Getting used to how hearing aids work can be different from what you are used to, especially if you have had hearing loss for a long time. There are many sounds you may not be used to hearing at their intended volume. If your hearing aids don’t feel comfortable at first give your self a break and just try them in short moments at first. Increase the length of time a little every day. Eventually you should get used to the practice of wearing your hearing aids during your waking hours to get the most out of your hearing aids.
Start out in a quiet place
When you begin wearing your new hearing aids as stated before, it is best to start in a quiet place like your home. You may find the sounds of birds chirping and the buzz of the air conditioner to seem pretty loud after not hearing them for some time. Eventually your brain will acclimate to your new heightened sense of hearing and adjust.
Don’t adjust the volume at first
Most hearing aids today automatically adjust the volume to accommodate the changing sound levels of different environments. This eliminates the distracting practice of constantly wanting to turn up or down your hearing aids. Your new hearing aids will help you hear but will not be exactly like the hearing you used to. If you are constantly turning your hearing aid up, it could ultimately cause more hearing damage, so proceed with caution.
Practice speaking in groups
When you start wearing new hearing aids your brain has to get used to hearing sounds it previously became accustomed to not registering.
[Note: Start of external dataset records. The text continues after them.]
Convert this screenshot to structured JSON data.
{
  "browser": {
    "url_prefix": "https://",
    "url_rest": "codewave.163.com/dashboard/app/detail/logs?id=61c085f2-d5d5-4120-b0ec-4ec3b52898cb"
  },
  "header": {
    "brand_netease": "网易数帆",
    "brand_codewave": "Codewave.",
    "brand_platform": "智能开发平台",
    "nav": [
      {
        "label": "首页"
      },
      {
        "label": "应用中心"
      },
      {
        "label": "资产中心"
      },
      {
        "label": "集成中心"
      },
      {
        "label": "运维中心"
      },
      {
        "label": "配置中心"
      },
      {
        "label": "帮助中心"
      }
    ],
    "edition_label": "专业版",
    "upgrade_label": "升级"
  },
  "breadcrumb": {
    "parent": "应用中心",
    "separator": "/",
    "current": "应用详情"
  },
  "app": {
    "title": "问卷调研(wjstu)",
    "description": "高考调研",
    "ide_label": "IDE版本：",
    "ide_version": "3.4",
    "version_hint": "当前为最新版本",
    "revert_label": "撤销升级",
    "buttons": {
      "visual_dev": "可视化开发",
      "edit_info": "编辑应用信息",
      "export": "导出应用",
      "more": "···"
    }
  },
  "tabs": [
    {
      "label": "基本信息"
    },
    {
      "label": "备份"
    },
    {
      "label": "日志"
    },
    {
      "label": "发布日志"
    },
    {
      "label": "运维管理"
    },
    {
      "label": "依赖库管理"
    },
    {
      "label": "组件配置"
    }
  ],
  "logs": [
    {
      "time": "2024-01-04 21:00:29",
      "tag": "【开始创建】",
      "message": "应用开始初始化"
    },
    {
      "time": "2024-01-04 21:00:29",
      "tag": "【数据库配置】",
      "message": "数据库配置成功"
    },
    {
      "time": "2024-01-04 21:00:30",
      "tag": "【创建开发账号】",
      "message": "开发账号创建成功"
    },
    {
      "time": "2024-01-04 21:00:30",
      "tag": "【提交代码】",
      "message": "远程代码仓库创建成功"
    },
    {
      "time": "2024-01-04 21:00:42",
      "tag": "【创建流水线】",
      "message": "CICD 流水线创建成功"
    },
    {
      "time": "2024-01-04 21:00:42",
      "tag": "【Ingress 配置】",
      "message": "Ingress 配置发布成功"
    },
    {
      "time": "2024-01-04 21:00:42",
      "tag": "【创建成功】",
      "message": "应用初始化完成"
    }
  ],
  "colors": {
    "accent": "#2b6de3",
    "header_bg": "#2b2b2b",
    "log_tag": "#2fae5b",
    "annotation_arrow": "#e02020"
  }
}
Hearing requires active listening, meaning you should actively face the person speaking to you so you can see their mouth when they speak and read their body language as well. This can aid your brain in retraining itself to connect sounds, vocal patterns and body language.
Practice Reading along while listening
A good practice to reacquaint your brain with the new sounds it is able to process with hearing aids is to try reading along while listening an audio book. Listening to and reading words at the same time is an effective way to help retrain your brain to connect sounds and language. You can put this into action while you watch your favorite television program. Turn on the closed caption feature on your favorite show or movie and read along while you get used to hearing more clearly again. Another way to acquaint your brain with the new sounds you can hear is to read to yourself out loud. This will help you get used to the sound of your voice which may sound strange at first.
Get used to speaking on the phone
A lot of hearing aids these days have Bluetooth capacity so you can stream your telephone calls directly to your ears. If your hearing aids don’t have this function make sure that when you do speak on the phone, to try positioning the receiver over your hearing aids microphone. This will aid your device in picking up the phone’s sound waves with as little distortion as possible.
Work up to wearing them every day all day long
It takes about two weeks usually to get used to wearing your new hearing aids. After that it’s ideal to wear your hearing aids when you are awake so you don’t miss any part of your day.